Мастер выдержал паузу, снова просканировав Катю взглядом.
— Заходи, — отрывисто бросил он и скрылся в дверном проёме. «Сработало!» — возликовала Катя, входя в тёмные сени.
Следующая, внутренняя дверь вела из сеней в комнату площадью квадратов в восемнадцать, с оштукатуренными стенами, двумя окнами и печкой. Катя испытала лёгкое разочарование, не увидев в комнате обязательных, как она полагала, для тёмного культа вещей — жаровни, алтаря, человеческого черепа и чёрной свечи. Свеча, стоявшая на столе, была обыкновенной, хозяйственной, и использовалась, вероятно, в самых прозаических случаях — в случаях отключения электроэнергии. Находившаяся рядом со свечой початая бутылка портвейна тоже никак не подпадала под разряд ритуальных предметов.
Одну из стен украшало весьма профессионально выполненное изображение восседающего на пьедестале крылатого козла. На пьедестале шрифтом, стилизованным под готический, было написано «Бафомет». Надпись, надо полагать, служила тому, чтобы Мастеровские посетители, начинающие адепты дьяволопоклонничества, не спутали этого Бафомета с каким-нибудь другим ангелом ада. Ниже виднелось раздавленное пьедесталом, перевёрнутое вверх тормашками слово «Адонаи».
Другую стену полностью занимали книжные полки. Катя успела мельком взглянуть на корешки книг. Подбор литературы показался ей странным. Пресловутый мистер Кроули соседствовал одним боком с «Практической магией» господина Папюса, другим — с томиком Густава Майринка. Тут же стояли книги с интригующими названиями «Трон Люцифера» и «История сношений человека с дьяволом», а рядом с ними мирно уживались фантасты-классики — Желязны, Брэдбери и Шекли. Впечатление эклектики ещё более усиливали несколько томов Достоевского, переводы Уильяма Блейка и Эдгара По, а также с полдюжины книжек про Джеймса Бонда. Между описаниями похождений «агента 007» Катя с удивлением заметила Библию, поставленную, почему-то, «вниз головой».
— Садись, — Мастер указал Кате на диван, приходившийся её собственному если не единокровным братом, то, без сомнения, близким родственником. Сам жрец Нечистого уселся в далеко не вольтеровское кресло и взял со стола бутылку с портвейном.

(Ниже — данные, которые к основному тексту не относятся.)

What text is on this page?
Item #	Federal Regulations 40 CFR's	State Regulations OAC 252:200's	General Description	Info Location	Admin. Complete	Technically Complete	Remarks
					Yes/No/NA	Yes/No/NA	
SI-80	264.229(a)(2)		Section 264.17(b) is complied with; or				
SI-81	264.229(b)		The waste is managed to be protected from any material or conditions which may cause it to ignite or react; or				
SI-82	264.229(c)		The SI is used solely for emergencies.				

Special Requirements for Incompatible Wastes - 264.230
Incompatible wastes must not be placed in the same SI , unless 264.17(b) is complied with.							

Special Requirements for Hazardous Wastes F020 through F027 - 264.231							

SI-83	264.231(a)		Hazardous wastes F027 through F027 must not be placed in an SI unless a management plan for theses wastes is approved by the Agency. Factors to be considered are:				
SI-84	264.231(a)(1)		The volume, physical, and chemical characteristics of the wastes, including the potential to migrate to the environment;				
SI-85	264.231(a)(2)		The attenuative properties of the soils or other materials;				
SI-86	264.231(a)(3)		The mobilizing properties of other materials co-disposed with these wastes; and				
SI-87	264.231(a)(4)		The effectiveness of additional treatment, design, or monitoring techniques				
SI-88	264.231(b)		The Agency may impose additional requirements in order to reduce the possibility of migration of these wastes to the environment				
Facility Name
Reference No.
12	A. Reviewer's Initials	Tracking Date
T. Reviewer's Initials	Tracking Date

— На? — отхлебнув из горлышка, протянул он бутылку Кате. Катя не очень любила портвейн, но, всё же, сделала глоток — из опасения, что отказ будет расценен как свидетельство её непригодности к служению Сатане.
— Кто тебе сказал, что Сатана — это зло? Поп или дурак? — спросил Мастер, лениво откинувшись в кресле. — Сатана — это Свет и Радость. Само имя его — Люцифер — означает «Несущий Свет».